3- Data warehousing is still being pushed into the decision support category of IS research. I see a DWH more as a prerequisite - in some cases - for decision support. A data warehouse by itself can not support decision making.....and it should be noted that modern day data warehouse not only should be able to support decision making, but also other processes.
I won't go deep into the articles, but let me give you some conclusions:
- There is an extreme low proportion of scientific papers on DSS types 3 and 4
- There is huge indication that DSS Types 3 and 4 are largely responsible for commercial expenditures in DSS.
- In general; the DSS research field is facing a crisis of relevance. More than half of all DSS research was assessed as having low or no practial relevance
- Only type 3 and 4 have reasonable relevance scores
- But...less than 10% of all DSS papers/research are in this area and data warehousing is only at a staggering 1.3%
- In most of the papers there is no reference to any judgement-or decision making methodology.
What do you guys think of this? Aint it weird that companies are investing (generalizing a bit here) hugely in data warehousing and Business Intelligence and their is virtually no scientific attention to these DSS types?

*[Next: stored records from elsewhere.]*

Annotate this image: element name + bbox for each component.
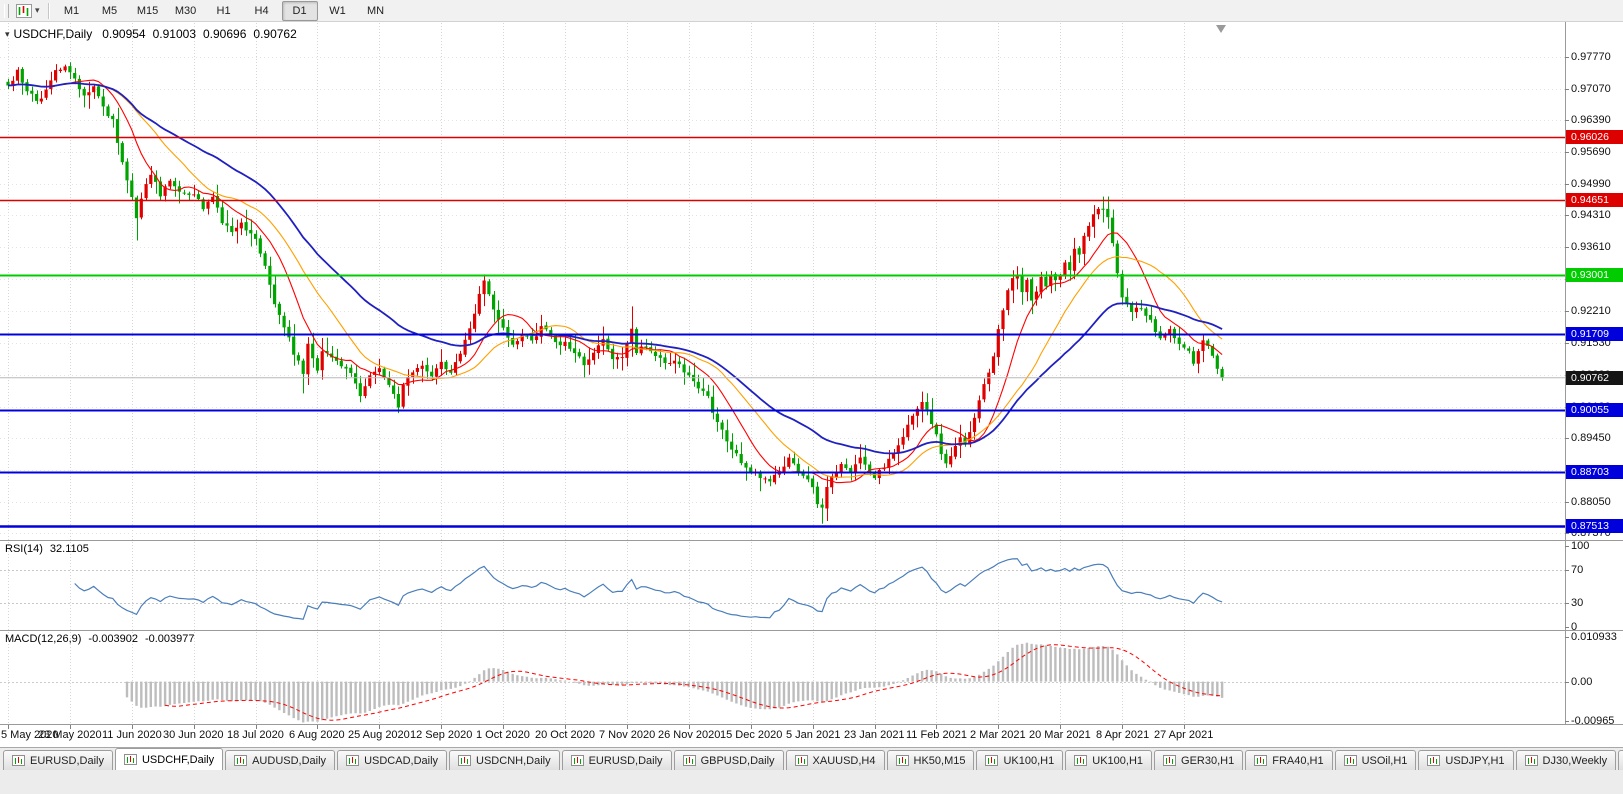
chart-mini-icon xyxy=(985,755,999,766)
chevron-down-icon[interactable]: ▾ xyxy=(35,5,40,15)
chart-mini-icon xyxy=(458,755,472,766)
chart-tab-label: USDJPY,H1 xyxy=(1445,754,1505,767)
chart-tab-eurusd-daily-5[interactable]: EURUSD,Daily xyxy=(561,750,672,770)
chart-tab-label: XAUUSD,H4 xyxy=(812,754,876,767)
timeframe-button-w1[interactable]: W1 xyxy=(329,4,346,17)
timeframe-button-m30[interactable]: M30 xyxy=(174,4,197,17)
chart-tab-uk100-h1-10[interactable]: UK100,H1 xyxy=(1065,750,1153,770)
chart-mini-icon xyxy=(123,754,137,765)
chart-tab-dj30-weekly-15[interactable]: DJ30,Weekly xyxy=(1515,750,1617,770)
chart-tab-label: AUDUSD,Daily xyxy=(252,754,327,767)
chart-tab-gbpusd-daily-6[interactable]: GBPUSD,Daily xyxy=(673,750,784,770)
chart-tab-usdchf-daily-1[interactable]: USDCHF,Daily xyxy=(114,748,224,770)
timeframe-button-d1[interactable]: D1 xyxy=(281,0,318,21)
chart-tab-label: FRA40,H1 xyxy=(1272,754,1324,767)
chart-tabs: EURUSD,Daily USDCHF,Daily AUDUSD,Daily USDC… xyxy=(0,748,1623,770)
chart-tab-uk100-h1-9[interactable]: UK100,H1 xyxy=(976,750,1064,770)
timeframe-button-h4[interactable]: H4 xyxy=(254,4,269,17)
chart-tab-label: GBPUSD,Daily xyxy=(700,754,775,767)
chart-mini-icon xyxy=(1524,755,1538,766)
toolbar-grip[interactable] xyxy=(4,3,9,18)
chart-mini-icon xyxy=(346,755,360,766)
chart-tab-label: UK100,H1 xyxy=(1003,754,1055,767)
chart-tab-label: EURUSD,Daily xyxy=(30,754,104,767)
chart-tab-usdjpy-h1-14[interactable]: USDJPY,H1 xyxy=(1418,750,1514,770)
chart-mini-icon xyxy=(682,755,696,766)
chart-mini-icon xyxy=(794,755,808,766)
chart-tab-fra40-h1-12[interactable]: FRA40,H1 xyxy=(1245,750,1333,770)
timeframe-button-m5[interactable]: M5 xyxy=(101,4,118,17)
chart-mini-icon xyxy=(1254,755,1268,766)
chart-tab-bar: EURUSD,Daily USDCHF,Daily AUDUSD,Daily USDC… xyxy=(0,747,1623,794)
timeframe-button-m1[interactable]: M1 xyxy=(63,4,80,17)
chart-tab-china300-h1-16[interactable]: CHINA300,H1 xyxy=(1618,750,1623,770)
chart-tab-label: USDCHF,Daily xyxy=(141,753,215,766)
timeframe-button-m15[interactable]: M15 xyxy=(136,4,159,17)
chart-mini-icon xyxy=(1163,755,1177,766)
chart-tab-hk50-m15-8[interactable]: HK50,M15 xyxy=(886,750,975,770)
chart-mini-icon xyxy=(570,755,584,766)
chart-mini-icon xyxy=(1074,755,1088,766)
chart-shift-marker-icon xyxy=(1216,25,1226,33)
chart-tab-usdcad-daily-3[interactable]: USDCAD,Daily xyxy=(337,750,448,770)
timeframe-buttons-group: M1 M5 M15 M30 H1 H4 D1 W1 MN xyxy=(54,0,394,21)
chart-tab-ger30-h1-11[interactable]: GER30,H1 xyxy=(1154,750,1244,770)
chart-tab-eurusd-daily-0[interactable]: EURUSD,Daily xyxy=(3,750,113,770)
chart-type-icon[interactable] xyxy=(14,3,34,19)
chart-mini-icon xyxy=(1427,755,1441,766)
chart-tab-usdcnh-daily-4[interactable]: USDCNH,Daily xyxy=(449,750,560,770)
chart-tab-label: USDCAD,Daily xyxy=(364,754,439,767)
chart-mini-icon xyxy=(1343,755,1357,766)
timeframe-button-mn[interactable]: MN xyxy=(366,4,385,17)
chart-tab-audusd-daily-2[interactable]: AUDUSD,Daily xyxy=(225,750,336,770)
chart-tab-label: EURUSD,Daily xyxy=(588,754,663,767)
chart-tab-label: DJ30,Weekly xyxy=(1542,754,1608,767)
chart-tab-label: UK100,H1 xyxy=(1092,754,1144,767)
timeframes-toolbar: ▾ M1 M5 M15 M30 H1 H4 D1 W1 MN xyxy=(0,0,1623,22)
chart-tab-label: USDCNH,Daily xyxy=(476,754,551,767)
timeframe-button-h1[interactable]: H1 xyxy=(216,4,231,17)
chart-tab-usoil-h1-13[interactable]: USOil,H1 xyxy=(1334,750,1417,770)
chart-mini-icon xyxy=(895,755,909,766)
chart-tab-label: HK50,M15 xyxy=(913,754,966,767)
chart-mini-icon xyxy=(234,755,248,766)
chart-tab-xauusd-h4-7[interactable]: XAUUSD,H4 xyxy=(785,750,885,770)
chart-tab-label: USOil,H1 xyxy=(1361,754,1408,767)
toolbar-separator xyxy=(47,2,49,19)
chart-mini-icon xyxy=(12,755,25,766)
chart-tab-label: GER30,H1 xyxy=(1181,754,1235,767)
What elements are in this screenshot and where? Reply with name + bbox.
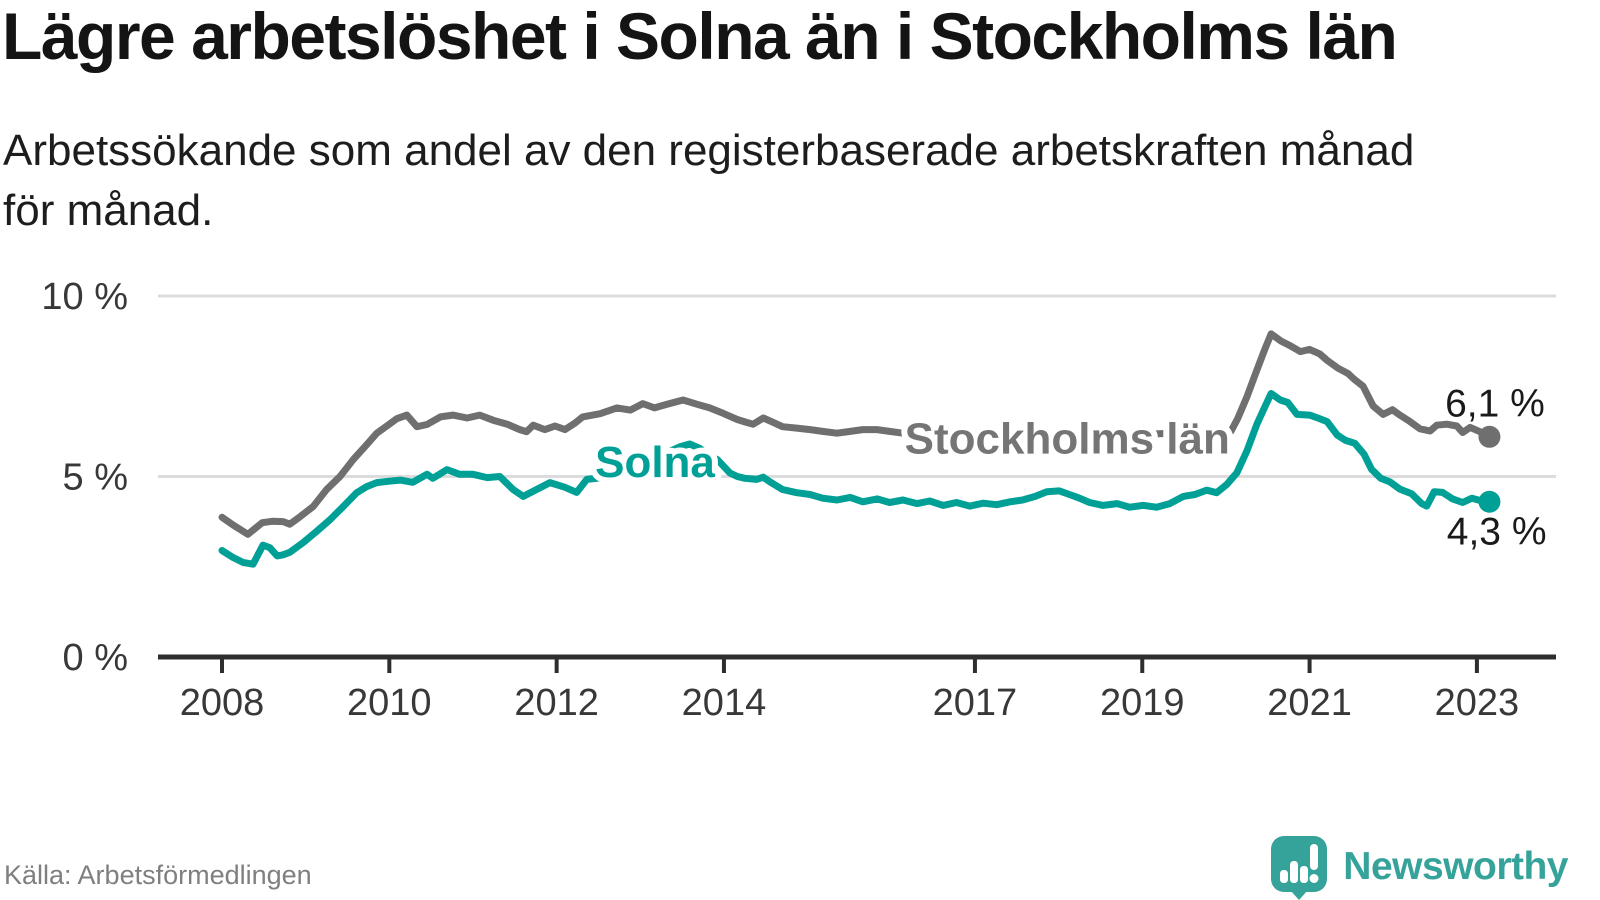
x-tick-label-2021: 2021 bbox=[1267, 682, 1352, 724]
y-tick-label-5: 5 % bbox=[63, 457, 128, 499]
series-label-stockholms-l-n: Stockholms län bbox=[905, 414, 1230, 463]
x-tick-label-2023: 2023 bbox=[1435, 682, 1520, 724]
chart-subtitle-line-2: för månad. bbox=[3, 185, 214, 235]
series-line-solna bbox=[218, 390, 1493, 568]
x-tick-label-2010: 2010 bbox=[347, 682, 432, 724]
end-value-label-solna: 4,3 % bbox=[1447, 510, 1547, 553]
x-tick-label-2019: 2019 bbox=[1100, 682, 1185, 724]
newsworthy-chart-bubble-icon bbox=[1271, 836, 1328, 900]
source-note: Källa: Arbetsförmedlingen bbox=[4, 860, 312, 890]
end-dot-stockholms-l-n bbox=[1478, 425, 1501, 448]
chart-subtitle: Arbetssökande som andel av den registerb… bbox=[3, 121, 1414, 241]
x-tick-label-2012: 2012 bbox=[514, 682, 599, 724]
chart-title: Lägre arbetslöshet i Solna än i Stockhol… bbox=[2, 0, 1398, 73]
end-value-label-stockholms-l-n: 6,1 % bbox=[1445, 383, 1545, 426]
line-chart: Stockholms län Solna 6,1 % 4,3 % 0 % 5 % 10 % 2… bbox=[41, 276, 1556, 724]
newsworthy-wordmark: Newsworthy bbox=[1343, 845, 1568, 888]
x-tick-label-2017: 2017 bbox=[933, 682, 1018, 724]
chart-subtitle-line-1: Arbetssökande som andel av den registerb… bbox=[3, 126, 1415, 175]
series-label-solna: Solna bbox=[595, 438, 715, 487]
x-tick-label-2014: 2014 bbox=[682, 682, 767, 724]
y-tick-label-0: 0 % bbox=[63, 637, 128, 679]
end-dot-solna bbox=[1478, 490, 1501, 513]
y-tick-label-10: 10 % bbox=[41, 276, 128, 318]
series-line-stockholms-l-n bbox=[218, 330, 1493, 538]
x-tick-label-2008: 2008 bbox=[180, 682, 265, 724]
newsworthy-logo: Newsworthy bbox=[1269, 834, 1568, 900]
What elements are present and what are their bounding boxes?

Data warehousing and Business Intelligene are very poorly grounded in science and yet companies seem to throw billions at it.....
- The scientific community needs to wake up. They need to forget about the low relevance DSS Types and focus on the ones that seem to matter.....
- Practitioners in data warehousing and Business Intelligence need to strenghten the theoretical foundations a hell of a lot.
Science meets DWH and BI.....and vice versa. I got my work cut out for the years to come.
Edit may 27th: Partner in crime - Wouter van Aerle - made a good post on his blog regarding this post
 Harvard Business Review - J.Dearden - MIS is a mirage - 1970
 Decision Support Systems - S.EOM, S.Lee - Leading US universities and most influential contributors in decision support systems research (1971 -1989)
 Decision Support Systems - I.Benbasat, B.Nault - An evaluation of Empirical research in Managerial Support Systems - 1990
 Journal of Information Technology - D.Arnott, G.Pervan - A critical analysis of decision support systems research - 2005
 Decision Support Systems - D.Arnott, G.Pervan - Eight key issues for the decision support systems discipline.